Efficiency of threads number: We ran crawlers on c5.2xlarge ec2 model, and we can see drop on the efficiency growth on 50 threads. We didn't test the case with more than 50 threads, but it’s obvious that more threads may leads to trashing. We essentially chose around 30 threads, which balanced efficiency against trashing.
The mapreduce job of indexer finishes in 6 hours with a 10 node EMR cluster given 1.5 million crawled page. There are in total 400 million extracted words. The hive script is executed on a 10 nodes EMR cluster and it takes 15 hours to transfer the data into DynamoDB table with writing capacity of 3000. The bottleneck is the writing capacity. We tried to improve the writing capacity to over 10 thousands and overall time cost drops dramatically.
The total number of documents that we crawled is 1504289. To calculate the PageRank, we used 8 EC2 nodes (m3x2large) for MapReduce, and it took 1 hour and 15 minutes to finish the job. We chose 40 as the maximum number of iterations and the threshold of average error is 0.0000001. The following figure shows how total error changes with more iterations. As we can see the total error decrease rapidly, but to make sure PageRank converge (every page changes very little), we use the average error to test convergence.

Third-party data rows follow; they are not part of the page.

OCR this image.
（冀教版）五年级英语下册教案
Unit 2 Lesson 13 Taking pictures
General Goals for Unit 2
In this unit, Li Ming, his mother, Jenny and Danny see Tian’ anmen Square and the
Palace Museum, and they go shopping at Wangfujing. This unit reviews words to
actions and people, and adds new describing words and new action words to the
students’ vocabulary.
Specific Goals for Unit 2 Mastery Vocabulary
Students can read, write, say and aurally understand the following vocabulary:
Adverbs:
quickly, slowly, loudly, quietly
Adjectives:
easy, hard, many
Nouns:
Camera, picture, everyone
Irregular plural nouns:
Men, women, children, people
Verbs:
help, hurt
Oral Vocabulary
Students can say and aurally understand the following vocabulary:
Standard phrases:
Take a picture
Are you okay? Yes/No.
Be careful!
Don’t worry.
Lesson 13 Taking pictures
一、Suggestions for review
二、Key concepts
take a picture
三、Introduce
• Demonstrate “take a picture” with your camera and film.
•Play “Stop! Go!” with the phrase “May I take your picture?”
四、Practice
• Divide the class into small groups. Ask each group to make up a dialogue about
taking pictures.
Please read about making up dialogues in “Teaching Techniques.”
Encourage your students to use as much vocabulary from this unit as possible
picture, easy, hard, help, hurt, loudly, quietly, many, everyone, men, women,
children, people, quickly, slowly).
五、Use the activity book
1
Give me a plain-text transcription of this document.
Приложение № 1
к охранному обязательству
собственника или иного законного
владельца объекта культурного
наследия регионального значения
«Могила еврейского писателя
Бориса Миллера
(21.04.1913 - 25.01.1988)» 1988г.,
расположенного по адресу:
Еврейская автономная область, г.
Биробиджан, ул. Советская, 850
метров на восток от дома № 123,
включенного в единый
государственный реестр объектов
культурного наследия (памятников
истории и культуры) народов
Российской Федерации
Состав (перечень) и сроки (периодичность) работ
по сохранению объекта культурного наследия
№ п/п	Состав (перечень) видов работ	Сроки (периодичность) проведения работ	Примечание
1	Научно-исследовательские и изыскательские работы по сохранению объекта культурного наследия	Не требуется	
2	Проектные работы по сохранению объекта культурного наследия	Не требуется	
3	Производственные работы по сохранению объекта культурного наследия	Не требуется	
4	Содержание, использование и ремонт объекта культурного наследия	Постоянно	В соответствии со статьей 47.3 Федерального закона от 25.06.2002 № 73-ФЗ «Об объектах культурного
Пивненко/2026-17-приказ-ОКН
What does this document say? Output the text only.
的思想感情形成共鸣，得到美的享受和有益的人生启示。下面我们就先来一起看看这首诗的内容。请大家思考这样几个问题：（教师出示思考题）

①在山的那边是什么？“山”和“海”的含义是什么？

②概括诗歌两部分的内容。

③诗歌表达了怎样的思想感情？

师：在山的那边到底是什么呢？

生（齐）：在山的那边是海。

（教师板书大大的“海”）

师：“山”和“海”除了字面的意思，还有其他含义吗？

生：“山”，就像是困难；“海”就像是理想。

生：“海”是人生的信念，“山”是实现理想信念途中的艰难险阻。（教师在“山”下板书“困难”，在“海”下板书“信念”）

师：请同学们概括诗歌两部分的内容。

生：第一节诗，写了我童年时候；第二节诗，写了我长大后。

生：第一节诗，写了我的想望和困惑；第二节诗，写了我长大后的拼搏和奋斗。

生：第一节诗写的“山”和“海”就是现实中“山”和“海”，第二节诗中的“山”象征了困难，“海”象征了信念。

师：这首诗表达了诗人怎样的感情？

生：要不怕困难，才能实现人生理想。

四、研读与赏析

For Spark, we used 3 EC2 nodes (m3xlarge) and finished the job in 2.5 hours. It’s hard to say which is faster since the number of nodes and the type of nodes are different. However, Hadoop used two times better nodes and about 2.7 times more nodes, and used half of time that Spark took, so roughly speaking, Spark is more efficient that Hadoop.
After we received the request from the user, we processed the query, found the relevant values, calculated the total scores and ranked all the websites. By combining the tf values, urls of websites and pagerank scores to one table, the search time was shortened largely. For one word, the search time of ten thousands results is about 0.6s.